Presentato a settembre, in occasione dell’87° Congresso Nazionale della Società Italiana di Urologia (2014), un nuovo studio sull’efficacia dell’impiego di acido ialuronico e condroitin solfato nel ridurre i sintomi vescicali legati al trattamento radioterapico per il tumore della prostata. Ce ne spiega il razionale il Dott. Omar Saleh (Careggi, Firenze), uno dei ricercatori autori dello studio.

Cosa accade a un paziente che si sottopone a radioterapia pelvica?

Sia la letteratura, sia l’esperienza pratica ci dicono che i pazienti sottoposti a radioterapia, soprattutto per tumore prostatico, nel 50% dei casi riportano effetti collaterali, e il 25% di questi presenta nicturia, cioè necessità di urinare con frequenza durante la notte.
La ragione è nota, e consiste nella tossicità causata dalla terapia a livello vescicale, con conseguente danneggiamento della mucosa. Si tratta delle cosiddette “cistiti post attiniche“, con sintomi che oltre alla nicturia vanno dal dolore all’urgenza/frequenza minzionale e alla pollachiuria, cioè l’emissione frequente di piccole quantità di urina.

In cosa consiste esattamente la tossicità della terapia?

La tossicità si manifesta principalmente in un danno dello strato protettivo più interno della vescica composto da glicosaminoglicani (GAGs), che normalmente impedisce il passaggio delle sostanze nocive ed irritanti. In seguito al deterioramento di questa barriera, si verifica un’infiltrazione soprattutto di sodio e potassio e l’attivazione delle cosiddette fibre C, che rilasciano una sostanza in grado di creare infiammazione cronica e causare dolore.

Cosa si proponeva lo studio in questione sull’impiego di acido ialuronico e condroitin solfato?

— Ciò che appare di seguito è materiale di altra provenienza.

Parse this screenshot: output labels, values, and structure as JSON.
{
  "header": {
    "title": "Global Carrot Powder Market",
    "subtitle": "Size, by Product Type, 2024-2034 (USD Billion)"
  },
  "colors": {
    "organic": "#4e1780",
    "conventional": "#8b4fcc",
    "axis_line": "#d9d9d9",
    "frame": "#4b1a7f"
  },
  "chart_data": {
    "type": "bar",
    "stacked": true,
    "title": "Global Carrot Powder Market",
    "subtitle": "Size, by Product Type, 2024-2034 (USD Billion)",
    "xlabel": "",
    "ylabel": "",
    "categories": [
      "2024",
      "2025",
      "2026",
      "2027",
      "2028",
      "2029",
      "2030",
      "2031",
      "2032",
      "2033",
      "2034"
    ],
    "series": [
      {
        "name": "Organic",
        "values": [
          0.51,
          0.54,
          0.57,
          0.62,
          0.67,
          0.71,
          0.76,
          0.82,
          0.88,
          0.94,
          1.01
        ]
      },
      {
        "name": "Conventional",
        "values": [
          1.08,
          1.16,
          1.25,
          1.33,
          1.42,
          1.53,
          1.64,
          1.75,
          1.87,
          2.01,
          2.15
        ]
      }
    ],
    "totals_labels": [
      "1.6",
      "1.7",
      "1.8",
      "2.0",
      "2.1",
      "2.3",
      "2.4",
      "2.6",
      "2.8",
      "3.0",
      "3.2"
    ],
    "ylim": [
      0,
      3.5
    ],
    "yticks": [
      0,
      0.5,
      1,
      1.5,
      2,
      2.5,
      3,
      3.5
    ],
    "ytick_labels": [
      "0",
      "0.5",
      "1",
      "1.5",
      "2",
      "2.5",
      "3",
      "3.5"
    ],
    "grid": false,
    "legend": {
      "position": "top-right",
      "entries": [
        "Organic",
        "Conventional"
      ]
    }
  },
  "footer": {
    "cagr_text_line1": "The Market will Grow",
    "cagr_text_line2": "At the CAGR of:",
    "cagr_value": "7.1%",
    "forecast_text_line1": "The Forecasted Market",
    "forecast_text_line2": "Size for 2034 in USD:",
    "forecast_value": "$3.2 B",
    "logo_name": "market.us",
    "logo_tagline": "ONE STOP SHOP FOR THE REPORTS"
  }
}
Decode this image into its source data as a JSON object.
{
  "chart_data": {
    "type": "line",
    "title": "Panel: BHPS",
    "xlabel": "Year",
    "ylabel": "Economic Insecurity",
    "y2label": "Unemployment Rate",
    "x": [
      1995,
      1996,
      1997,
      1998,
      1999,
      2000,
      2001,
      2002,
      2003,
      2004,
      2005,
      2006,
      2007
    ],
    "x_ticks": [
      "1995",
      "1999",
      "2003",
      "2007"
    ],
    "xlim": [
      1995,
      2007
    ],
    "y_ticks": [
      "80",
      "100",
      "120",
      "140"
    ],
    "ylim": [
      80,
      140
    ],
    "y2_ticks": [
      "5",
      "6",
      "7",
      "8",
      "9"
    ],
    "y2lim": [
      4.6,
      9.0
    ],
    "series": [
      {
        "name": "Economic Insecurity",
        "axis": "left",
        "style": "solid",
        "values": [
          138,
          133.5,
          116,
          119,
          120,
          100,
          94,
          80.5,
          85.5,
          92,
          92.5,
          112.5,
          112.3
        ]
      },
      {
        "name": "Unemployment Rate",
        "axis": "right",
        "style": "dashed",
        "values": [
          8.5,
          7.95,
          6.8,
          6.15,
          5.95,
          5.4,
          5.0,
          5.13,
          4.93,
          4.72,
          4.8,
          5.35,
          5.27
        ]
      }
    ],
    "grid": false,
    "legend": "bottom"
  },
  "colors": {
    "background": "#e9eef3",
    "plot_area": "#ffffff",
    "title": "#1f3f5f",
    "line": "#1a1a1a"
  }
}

Il razionale dello studio è stato la ricerca e l’impiego di uno strumento che fosse in grado sia di ridurre l’infiammazione, sia di ripristinare lo strato interno della vescica, riducendo i sintomi. In breve, possiamo dire che i risultati hanno mostrato l’efficacia in questo senso della combinazione/acido ialuronico condroitin solfato (Ialuril®), due componenti fondamentali dello strato di GAGs.
Più specificamente, abbiamo inserito nello studio soggetti che presentavano sintomi entro i 3 mesi, trattandoli ogni settimana con instillazioni vescicali di Ialuril® per il primo mese e poi ancora alla 6a, 8a e 12a settimana. Abbiamo poi sottoposto ai pazienti questionari validati per i sintomi e i fastidi, registrando una netta riduzione di urgenza, frequenza, nicturia e dolore.

LO STUDIO IN BREVE

Voiding symptoms, including bladder pain, related to post radiation treatment for PCA are improved by Ialuril®: a prospective observational study
C. Giannessi, M. Gacci, O. Saleh, D. Villari, T. Chini, P. Della Camera, A. Raugei, V. Li Marzi, B. Detti, E. Finazzi Agrò, A. Minervini, M. Carini, S. Serni (Firenze)

I sintomi minzionali, compreso il dolore vescicale, conseguenti al trattamento con radiazioni per PCA (carcinoma prostatico), sono migliorati dall’utilizzo di IALURIL®: uno studio osservazionale prospettico.

Lo scopo di questo studio osservazionale è quello di valutare l’efficacia della combinazione acido ialuronico condroitin solfato (Ialuril®) negli uomini con sindrome di dolore vescicale (BPS) dopo la radioterapia (RT) per il cancro alla prostata.
Gli elementi chiave dei GAGs che compongono il rivestimento di protezione vescicale sono l’acido ialuronico (HA) e il condroitin solfato (CS); quando questo strato subisce un danno, si attiva una cascata neuro-infiammatoria che causa dolore e altri sintomi vescicali.
Il modello di trattamento proposto mira a sostituire lo strato di GAGs e a ridurre la risposta infiammatoria: l’impiego di Ialuril® (acido Ialuronico e condroitin solfato in combinazione) si è dimostrato efficace per lo scopo, riducendo in modo sensibile sintomi e fastidi (dolore, nicturia, pollachiuria, urgenza e frequenza minzionale).
Nonostante i dati debbano essere confermati da studi randomizzati e controllati, Ialuril® ha comunque dimostrato di essere un dispositivo medico promettente nel trattamento della vescica dopo il trattamento radioterapico.